As the tenacious eighty-year-old Granny Weatherall lies in her deathbed she experiences a stream of thoughts and memories, especially as she recalls her being jilted at the altar of her marriage. She has tried for sixty years to be rid of her memory of George, but she cannot dispel this "smoky cloud from hell that moved and crpt in her head...." When she tries to rise to pull down the shades, Granny hears someone say, "Mother, how do you feel now?" as someone places a cold cloth upon her face.
Hapsy? George? Lydia? Jimmy? No, Cornelia, and her features were swollen and full of litttle puddles.
It is probably this passage which mentions Granny's children that gives rise to the opinion that Granny has a son named George since she calls out in her mind the other children's names alongside this one. However, she does say the name of Hapsy, who has been dead right before saying "George." Perhaps, then, she merely calls to the dead before addressing the living, although she does not mention John.

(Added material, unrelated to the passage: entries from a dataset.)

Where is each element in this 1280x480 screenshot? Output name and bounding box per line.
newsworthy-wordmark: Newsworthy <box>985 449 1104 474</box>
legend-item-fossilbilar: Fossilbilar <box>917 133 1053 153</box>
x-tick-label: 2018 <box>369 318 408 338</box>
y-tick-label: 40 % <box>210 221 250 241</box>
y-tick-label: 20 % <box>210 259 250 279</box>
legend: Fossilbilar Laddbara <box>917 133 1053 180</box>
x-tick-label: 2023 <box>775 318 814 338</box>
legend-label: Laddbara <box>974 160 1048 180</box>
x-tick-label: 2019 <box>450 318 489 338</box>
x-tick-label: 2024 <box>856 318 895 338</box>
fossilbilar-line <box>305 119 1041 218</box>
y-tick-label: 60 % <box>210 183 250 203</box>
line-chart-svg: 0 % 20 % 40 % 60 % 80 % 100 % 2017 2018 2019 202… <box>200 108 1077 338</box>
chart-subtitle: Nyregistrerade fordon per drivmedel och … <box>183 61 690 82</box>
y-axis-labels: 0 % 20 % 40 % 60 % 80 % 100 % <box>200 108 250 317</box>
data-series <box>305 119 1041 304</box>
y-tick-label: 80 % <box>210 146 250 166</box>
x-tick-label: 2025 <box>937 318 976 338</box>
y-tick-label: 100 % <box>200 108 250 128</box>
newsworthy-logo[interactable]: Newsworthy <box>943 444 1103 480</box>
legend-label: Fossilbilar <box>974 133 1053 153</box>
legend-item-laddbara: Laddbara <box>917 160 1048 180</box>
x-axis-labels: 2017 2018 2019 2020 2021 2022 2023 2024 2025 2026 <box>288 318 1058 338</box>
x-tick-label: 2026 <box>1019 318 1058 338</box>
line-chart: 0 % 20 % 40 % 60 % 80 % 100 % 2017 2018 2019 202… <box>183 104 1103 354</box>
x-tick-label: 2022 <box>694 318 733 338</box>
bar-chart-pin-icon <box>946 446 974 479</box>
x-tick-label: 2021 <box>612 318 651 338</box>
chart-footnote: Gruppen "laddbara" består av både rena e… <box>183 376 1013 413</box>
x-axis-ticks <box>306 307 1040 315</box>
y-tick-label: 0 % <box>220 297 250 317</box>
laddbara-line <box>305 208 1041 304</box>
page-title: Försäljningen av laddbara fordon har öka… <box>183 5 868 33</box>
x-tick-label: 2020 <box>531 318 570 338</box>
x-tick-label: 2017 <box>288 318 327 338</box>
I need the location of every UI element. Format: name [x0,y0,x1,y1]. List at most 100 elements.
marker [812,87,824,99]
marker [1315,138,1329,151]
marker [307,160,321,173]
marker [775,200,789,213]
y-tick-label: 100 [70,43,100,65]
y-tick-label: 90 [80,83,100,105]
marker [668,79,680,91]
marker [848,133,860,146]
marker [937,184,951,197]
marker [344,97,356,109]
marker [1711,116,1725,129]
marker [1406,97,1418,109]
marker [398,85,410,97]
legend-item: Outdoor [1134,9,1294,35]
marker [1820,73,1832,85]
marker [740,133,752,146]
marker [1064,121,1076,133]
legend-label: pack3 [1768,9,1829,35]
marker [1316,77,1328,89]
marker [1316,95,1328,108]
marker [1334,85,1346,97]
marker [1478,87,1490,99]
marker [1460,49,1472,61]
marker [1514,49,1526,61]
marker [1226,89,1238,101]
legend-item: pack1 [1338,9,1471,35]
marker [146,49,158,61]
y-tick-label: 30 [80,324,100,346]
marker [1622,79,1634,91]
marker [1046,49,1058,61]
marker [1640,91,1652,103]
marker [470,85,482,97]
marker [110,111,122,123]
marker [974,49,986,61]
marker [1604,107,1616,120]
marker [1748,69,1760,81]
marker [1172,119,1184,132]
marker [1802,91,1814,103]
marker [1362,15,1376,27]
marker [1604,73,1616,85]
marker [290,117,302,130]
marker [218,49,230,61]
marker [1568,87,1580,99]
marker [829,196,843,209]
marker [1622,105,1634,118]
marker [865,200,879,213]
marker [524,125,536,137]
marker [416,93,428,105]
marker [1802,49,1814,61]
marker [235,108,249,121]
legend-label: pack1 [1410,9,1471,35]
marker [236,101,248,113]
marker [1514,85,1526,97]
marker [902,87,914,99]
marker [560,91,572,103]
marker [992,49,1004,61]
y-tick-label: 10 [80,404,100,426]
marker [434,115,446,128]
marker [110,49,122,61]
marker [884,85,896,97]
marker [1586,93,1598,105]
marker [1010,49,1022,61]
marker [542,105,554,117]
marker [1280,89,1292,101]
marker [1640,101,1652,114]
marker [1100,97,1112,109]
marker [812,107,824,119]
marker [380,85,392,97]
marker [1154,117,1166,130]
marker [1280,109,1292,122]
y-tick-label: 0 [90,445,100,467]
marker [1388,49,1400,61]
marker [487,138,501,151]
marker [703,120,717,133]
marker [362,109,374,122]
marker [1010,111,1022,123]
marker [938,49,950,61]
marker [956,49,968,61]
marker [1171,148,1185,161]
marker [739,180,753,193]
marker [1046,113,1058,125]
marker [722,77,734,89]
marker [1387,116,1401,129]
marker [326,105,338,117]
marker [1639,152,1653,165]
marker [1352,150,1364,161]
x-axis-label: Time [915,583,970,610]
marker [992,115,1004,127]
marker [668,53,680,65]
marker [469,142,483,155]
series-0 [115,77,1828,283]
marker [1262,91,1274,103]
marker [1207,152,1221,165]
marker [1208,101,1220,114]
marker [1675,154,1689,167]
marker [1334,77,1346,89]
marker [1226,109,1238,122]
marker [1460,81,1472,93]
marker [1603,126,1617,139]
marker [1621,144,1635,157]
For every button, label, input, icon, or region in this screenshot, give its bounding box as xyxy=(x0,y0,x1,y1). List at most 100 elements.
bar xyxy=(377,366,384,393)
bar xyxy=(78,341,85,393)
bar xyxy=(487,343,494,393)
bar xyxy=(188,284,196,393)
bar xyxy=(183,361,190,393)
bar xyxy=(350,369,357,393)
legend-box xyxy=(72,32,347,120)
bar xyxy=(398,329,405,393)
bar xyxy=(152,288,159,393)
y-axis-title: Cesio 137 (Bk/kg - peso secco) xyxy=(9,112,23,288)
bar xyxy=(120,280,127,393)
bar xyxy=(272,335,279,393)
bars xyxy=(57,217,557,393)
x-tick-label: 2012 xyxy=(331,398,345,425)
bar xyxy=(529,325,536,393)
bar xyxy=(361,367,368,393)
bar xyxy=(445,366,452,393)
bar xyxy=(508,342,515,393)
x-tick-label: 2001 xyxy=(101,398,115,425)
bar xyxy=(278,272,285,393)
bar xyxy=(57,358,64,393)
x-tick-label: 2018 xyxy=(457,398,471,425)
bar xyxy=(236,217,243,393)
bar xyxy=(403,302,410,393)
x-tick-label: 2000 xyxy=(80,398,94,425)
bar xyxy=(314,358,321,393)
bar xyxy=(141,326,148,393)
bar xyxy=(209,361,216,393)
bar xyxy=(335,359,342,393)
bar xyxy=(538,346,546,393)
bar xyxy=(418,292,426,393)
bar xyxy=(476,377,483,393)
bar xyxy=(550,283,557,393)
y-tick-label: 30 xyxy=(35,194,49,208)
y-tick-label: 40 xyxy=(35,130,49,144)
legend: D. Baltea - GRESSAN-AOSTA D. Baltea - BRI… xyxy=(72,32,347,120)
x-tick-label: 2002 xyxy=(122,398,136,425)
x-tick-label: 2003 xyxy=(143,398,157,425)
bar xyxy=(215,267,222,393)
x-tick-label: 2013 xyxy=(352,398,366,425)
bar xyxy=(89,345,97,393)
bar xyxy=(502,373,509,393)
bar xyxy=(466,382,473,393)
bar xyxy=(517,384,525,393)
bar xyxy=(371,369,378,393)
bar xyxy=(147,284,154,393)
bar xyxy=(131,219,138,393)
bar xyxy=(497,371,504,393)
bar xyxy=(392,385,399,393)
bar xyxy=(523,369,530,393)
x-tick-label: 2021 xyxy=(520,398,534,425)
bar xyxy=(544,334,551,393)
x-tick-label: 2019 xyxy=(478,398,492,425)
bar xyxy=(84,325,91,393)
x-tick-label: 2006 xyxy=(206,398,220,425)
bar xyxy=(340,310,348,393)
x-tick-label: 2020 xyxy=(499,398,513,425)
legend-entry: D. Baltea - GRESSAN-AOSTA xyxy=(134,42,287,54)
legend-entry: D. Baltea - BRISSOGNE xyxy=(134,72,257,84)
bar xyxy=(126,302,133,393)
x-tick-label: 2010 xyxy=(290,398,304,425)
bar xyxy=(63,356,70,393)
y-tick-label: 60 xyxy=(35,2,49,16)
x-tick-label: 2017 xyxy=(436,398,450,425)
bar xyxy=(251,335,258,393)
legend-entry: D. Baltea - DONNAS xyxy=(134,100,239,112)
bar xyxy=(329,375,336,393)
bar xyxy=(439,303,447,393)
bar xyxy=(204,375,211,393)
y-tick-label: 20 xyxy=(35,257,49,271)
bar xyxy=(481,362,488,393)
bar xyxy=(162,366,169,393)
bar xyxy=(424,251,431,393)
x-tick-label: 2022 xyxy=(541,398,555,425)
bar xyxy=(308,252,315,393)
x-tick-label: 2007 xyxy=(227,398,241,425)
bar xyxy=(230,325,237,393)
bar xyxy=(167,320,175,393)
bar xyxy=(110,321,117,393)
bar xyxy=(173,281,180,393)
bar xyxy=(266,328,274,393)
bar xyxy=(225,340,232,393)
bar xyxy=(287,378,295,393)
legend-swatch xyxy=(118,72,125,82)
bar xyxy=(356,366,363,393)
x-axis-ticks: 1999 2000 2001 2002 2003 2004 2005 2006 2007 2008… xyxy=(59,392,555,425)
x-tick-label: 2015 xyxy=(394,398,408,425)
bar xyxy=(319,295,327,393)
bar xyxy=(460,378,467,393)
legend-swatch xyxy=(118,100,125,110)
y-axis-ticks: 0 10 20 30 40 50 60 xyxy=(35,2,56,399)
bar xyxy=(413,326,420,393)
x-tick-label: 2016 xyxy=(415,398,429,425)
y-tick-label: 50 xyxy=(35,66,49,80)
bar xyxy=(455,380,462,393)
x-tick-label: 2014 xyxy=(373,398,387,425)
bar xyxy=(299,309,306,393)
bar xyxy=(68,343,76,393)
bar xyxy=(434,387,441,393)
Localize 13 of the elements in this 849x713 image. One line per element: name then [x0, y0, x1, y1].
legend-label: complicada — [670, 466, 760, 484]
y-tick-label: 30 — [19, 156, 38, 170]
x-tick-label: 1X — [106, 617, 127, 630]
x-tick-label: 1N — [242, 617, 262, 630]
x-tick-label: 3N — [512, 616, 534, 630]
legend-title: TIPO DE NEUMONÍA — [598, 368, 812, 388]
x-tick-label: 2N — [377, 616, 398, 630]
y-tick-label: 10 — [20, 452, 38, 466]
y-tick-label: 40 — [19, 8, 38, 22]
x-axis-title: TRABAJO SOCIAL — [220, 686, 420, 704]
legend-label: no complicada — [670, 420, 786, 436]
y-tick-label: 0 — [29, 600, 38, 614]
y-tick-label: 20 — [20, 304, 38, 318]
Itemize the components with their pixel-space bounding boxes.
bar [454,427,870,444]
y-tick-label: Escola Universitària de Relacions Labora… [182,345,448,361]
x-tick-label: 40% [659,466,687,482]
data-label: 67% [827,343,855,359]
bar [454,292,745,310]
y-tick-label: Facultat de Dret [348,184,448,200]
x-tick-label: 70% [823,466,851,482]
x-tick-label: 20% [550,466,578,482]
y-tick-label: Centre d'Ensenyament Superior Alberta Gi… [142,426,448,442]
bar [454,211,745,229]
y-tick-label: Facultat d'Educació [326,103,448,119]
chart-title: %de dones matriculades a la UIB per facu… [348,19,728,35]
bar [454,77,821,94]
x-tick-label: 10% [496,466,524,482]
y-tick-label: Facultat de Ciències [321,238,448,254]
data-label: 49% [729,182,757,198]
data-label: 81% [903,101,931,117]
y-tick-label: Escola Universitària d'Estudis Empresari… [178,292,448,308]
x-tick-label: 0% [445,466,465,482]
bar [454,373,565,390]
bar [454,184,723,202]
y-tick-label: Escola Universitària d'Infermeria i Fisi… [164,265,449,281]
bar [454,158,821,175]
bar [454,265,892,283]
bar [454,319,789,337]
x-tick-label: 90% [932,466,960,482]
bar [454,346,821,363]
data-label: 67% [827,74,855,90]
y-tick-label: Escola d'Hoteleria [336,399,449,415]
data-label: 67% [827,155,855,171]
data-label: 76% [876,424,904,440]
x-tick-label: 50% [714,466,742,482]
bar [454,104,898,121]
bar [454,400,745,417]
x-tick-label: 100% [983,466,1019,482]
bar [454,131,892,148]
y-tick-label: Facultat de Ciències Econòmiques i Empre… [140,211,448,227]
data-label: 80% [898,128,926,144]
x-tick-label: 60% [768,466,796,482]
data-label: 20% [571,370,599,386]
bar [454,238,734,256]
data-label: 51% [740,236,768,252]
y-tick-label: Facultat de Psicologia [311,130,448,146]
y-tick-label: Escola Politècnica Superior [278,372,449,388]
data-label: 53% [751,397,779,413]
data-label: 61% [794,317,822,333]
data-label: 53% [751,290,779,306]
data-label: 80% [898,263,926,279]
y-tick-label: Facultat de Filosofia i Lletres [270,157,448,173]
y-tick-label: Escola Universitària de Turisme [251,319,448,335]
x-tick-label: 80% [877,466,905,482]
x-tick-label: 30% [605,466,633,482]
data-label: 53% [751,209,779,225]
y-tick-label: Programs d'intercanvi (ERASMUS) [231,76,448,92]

When Cornelia tells her mother that the doctor is back, Granny's minds wanders back to Hapsy and she imagines that she speaks to her daughter. After Hapsy "melted from within," Cornelia asks her mother if there is anything she can do for her. Granny, in her mind, asks to see George. "I want to you to find George." This allusion to George, now, is clearly to the man to whom she was engaged. Thus, it seems that Granny's having called out the name George is simply a call for her former boyfriend.